We have heard during this Committee that the Government’s excuse for not ring-fencing the money raised for social care is that health and social care are interlinked. I agree, to an extent, and that is why, to fix our social care system, we need a national care service, like our national health service, which is free at the point of use. We need to redesign the system so that the needs of care users, for want of a better word, and care workers are at its heart. The money to do that is there but it is in the pockets of the richest and it is the political will from this Government that is sorely lacking. Anything less than a national care service, funded by a tax on wealth, not on workers, would be a great disservice to the people we are elected to this place to represent.

John Redwood Portrait John Redwood
- Parliament Live - Hansard - - - Excerpts

I have worries about hypothecation. I thought the Treasury used to be against it and it is a difficult doctrine to make work well, because it is not always the case that a particular tax just happens to raise the right amount of revenue for a particular purpose, or if it does in one particular year, that may not be true in a future year because the revenue may grow too slowly for the purpose, or the purpose may become less popular and the revenue may exceed what is needed. I have always favoured the Treasury orthodoxy—I am not always someone to support Treasury orthodoxy—that it is better that we have a very big general pot into which we collect the taxes, and then we have general distribution based on tightly argued issues between Government Ministers and Departments on what their spending priorities are and the minimum amounts that they need to spend to get good results in their leading areas.

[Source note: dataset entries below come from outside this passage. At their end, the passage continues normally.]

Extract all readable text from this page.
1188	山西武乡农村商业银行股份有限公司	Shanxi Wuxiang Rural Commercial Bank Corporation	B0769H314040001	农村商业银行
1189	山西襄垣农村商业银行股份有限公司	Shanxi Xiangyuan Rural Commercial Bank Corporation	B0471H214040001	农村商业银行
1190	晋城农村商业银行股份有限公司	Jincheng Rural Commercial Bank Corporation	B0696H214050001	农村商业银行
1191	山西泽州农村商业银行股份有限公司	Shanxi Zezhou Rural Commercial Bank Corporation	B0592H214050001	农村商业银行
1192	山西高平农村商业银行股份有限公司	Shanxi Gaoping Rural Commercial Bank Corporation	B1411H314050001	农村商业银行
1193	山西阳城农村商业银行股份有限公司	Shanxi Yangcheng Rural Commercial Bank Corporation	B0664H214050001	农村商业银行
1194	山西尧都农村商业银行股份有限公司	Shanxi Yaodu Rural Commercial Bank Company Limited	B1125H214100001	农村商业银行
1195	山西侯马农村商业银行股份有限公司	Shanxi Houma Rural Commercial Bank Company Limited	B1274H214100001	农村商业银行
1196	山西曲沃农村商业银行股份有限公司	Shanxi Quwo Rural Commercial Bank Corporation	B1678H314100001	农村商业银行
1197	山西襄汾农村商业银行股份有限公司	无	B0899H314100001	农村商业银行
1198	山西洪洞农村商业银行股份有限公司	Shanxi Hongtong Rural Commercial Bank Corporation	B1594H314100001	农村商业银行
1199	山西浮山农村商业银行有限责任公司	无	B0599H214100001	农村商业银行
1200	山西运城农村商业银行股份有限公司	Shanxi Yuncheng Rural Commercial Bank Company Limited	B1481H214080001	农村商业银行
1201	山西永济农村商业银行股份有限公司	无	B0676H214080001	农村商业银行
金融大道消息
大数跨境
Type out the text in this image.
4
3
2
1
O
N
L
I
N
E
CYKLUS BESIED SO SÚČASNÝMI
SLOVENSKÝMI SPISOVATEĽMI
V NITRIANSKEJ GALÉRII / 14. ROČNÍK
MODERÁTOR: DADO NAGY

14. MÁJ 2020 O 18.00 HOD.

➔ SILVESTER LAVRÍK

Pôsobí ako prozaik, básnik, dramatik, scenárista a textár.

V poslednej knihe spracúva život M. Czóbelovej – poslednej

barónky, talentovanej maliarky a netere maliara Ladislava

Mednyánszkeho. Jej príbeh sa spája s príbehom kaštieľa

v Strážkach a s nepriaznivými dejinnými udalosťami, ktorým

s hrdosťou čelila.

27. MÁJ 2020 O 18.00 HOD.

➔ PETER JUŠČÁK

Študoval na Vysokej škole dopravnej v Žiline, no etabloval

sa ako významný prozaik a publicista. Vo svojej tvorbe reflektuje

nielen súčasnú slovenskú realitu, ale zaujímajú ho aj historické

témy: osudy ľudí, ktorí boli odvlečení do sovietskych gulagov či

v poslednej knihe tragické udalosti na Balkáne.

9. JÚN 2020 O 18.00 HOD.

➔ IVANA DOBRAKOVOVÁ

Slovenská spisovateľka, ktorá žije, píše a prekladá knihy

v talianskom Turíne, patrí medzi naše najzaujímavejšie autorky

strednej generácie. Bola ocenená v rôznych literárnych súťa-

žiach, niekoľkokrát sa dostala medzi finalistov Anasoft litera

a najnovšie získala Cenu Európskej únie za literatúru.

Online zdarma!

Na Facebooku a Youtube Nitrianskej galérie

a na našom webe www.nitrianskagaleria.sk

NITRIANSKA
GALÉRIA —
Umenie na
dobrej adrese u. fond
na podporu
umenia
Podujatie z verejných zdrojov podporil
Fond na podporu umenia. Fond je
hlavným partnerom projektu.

However, now that Ministers are treading the boards of hypothecation for the first time in this interesting way, I advise them that it is a very good rule, if they wish to sell the idea of hypothecation, that the tax revenue that they collect should pay for the thing that they are attaching to the hypothecated revenue. My big worry about this hypothecation is that the sum of money for social care—when we eventually get to that point after three years—collected by the so-called social care tax will be only about one fifth of the actual costs of social care to the public sector. Of course, there are additional costs to private individuals as well and I would not want my constituents to be misled. I have already had emails from constituents saying, “As the Government seem to be pressing ahead with this social care levy, I assume that I will no longer be asked to make any contribution through my council tax to social care”. Being an honest man, I have written back and said, “No, you can’t assume that at all. Social care is going to need a lot of money and I don’t think the idea is that the council tax levy part of it, or the need for that, will suddenly disappear.” So I think one does need to look again at hypothecation. If, for example, we wish to have hypothecated taxes to pay for the current costs of health, as identified by the Treasury for the current financial year, we would need to say that all income tax, all capital gains tax, all inheritance tax and all stamp duty—in other words, all income and wealth taxation—were already going to pay the large sums required for health in this year’s public budgets. Maybe we could start by renaming income tax and all the wealth taxes as a health tax, which would give people some idea of the scale of expenditure that we are talking about. There might then be a more interesting and useful debate to be had.